Uno dei principali ambiti di miglioramento è la comunicazione tra i difensori e il centrocampo. L'inserimento di un regista più profondo, capace di dettare il ritmo e coordinare le linee, potrebbe essere una soluzione efficace. Un giocatore come Simone Romagnoli, se posizionato più vicino alla difesa, potrebbe fornire maggiore protezione e stabilità, permettendo ai terzini di spingersi in avanti senza timore di lasciare spazi pericolosi.

In attacco, il Pisa ha mostrato potenziale, ma la mancanza di un finalizzatore costante ha limitato le possibilità di convertire le occasioni create. Alternare tra un centravanti più fisico e uno agile potrebbe creare confusione nella difesa avversaria. Introdurre un attaccante come Luca Vido, capace di muoversi rapidamente, potrebbe offrire nuove soluzioni offensive, specialmente contro squadre che difendono in blocco.

Dal punto di vista tattico, considerare un passaggio a un modulo 4-2-3-1 potrebbe fornire un maggiore equilibrio. Questa formazione permetterebbe di avere due centrocampisti in grado di supportare sia la difesa che l'attacco, mentre tre trequartisti fornirebbero supporto ai due attaccanti, aumentando le opzioni offensive. Questo approccio potrebbe anche migliorare il possesso palla, riducendo la pressione sui giocatori difensivi.

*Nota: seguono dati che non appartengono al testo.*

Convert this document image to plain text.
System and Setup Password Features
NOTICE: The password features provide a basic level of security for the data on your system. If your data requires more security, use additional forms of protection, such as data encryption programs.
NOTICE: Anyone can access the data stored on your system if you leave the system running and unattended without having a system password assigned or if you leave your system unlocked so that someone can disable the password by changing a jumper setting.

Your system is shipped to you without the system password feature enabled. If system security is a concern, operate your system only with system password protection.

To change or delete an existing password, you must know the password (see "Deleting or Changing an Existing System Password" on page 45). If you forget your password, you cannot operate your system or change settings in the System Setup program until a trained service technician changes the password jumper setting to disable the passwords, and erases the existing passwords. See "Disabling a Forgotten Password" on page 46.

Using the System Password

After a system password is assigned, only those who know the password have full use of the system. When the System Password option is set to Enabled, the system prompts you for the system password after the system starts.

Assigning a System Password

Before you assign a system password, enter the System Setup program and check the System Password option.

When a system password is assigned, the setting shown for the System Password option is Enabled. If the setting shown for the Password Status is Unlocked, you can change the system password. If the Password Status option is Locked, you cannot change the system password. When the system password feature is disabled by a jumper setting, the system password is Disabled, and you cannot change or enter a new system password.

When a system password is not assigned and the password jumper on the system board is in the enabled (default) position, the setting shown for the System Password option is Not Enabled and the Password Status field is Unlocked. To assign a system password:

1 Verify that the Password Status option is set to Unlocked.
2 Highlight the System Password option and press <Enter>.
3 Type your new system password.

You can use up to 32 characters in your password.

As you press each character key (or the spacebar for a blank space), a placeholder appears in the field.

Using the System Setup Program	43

Infine, l'atteggiamento e la mentalità dei giocatori saranno fondamentali per il successo dei cambiamenti tattici. È essenziale che il gruppo mantenga una mentalità proattiva e disciplinata, sia in possesso che fuori possesso. Solo così il Pisa Sporting Club potrà scalare la classifica e affrontare le sfide future con maggiore serenità.

In conclusione, i Nerazzurri hanno le risorse e il talento per rimanere competitivi, ma alcuni aggiustamenti strategici e una maggiore coesione tra i reparti saranno cruciali per il loro successo.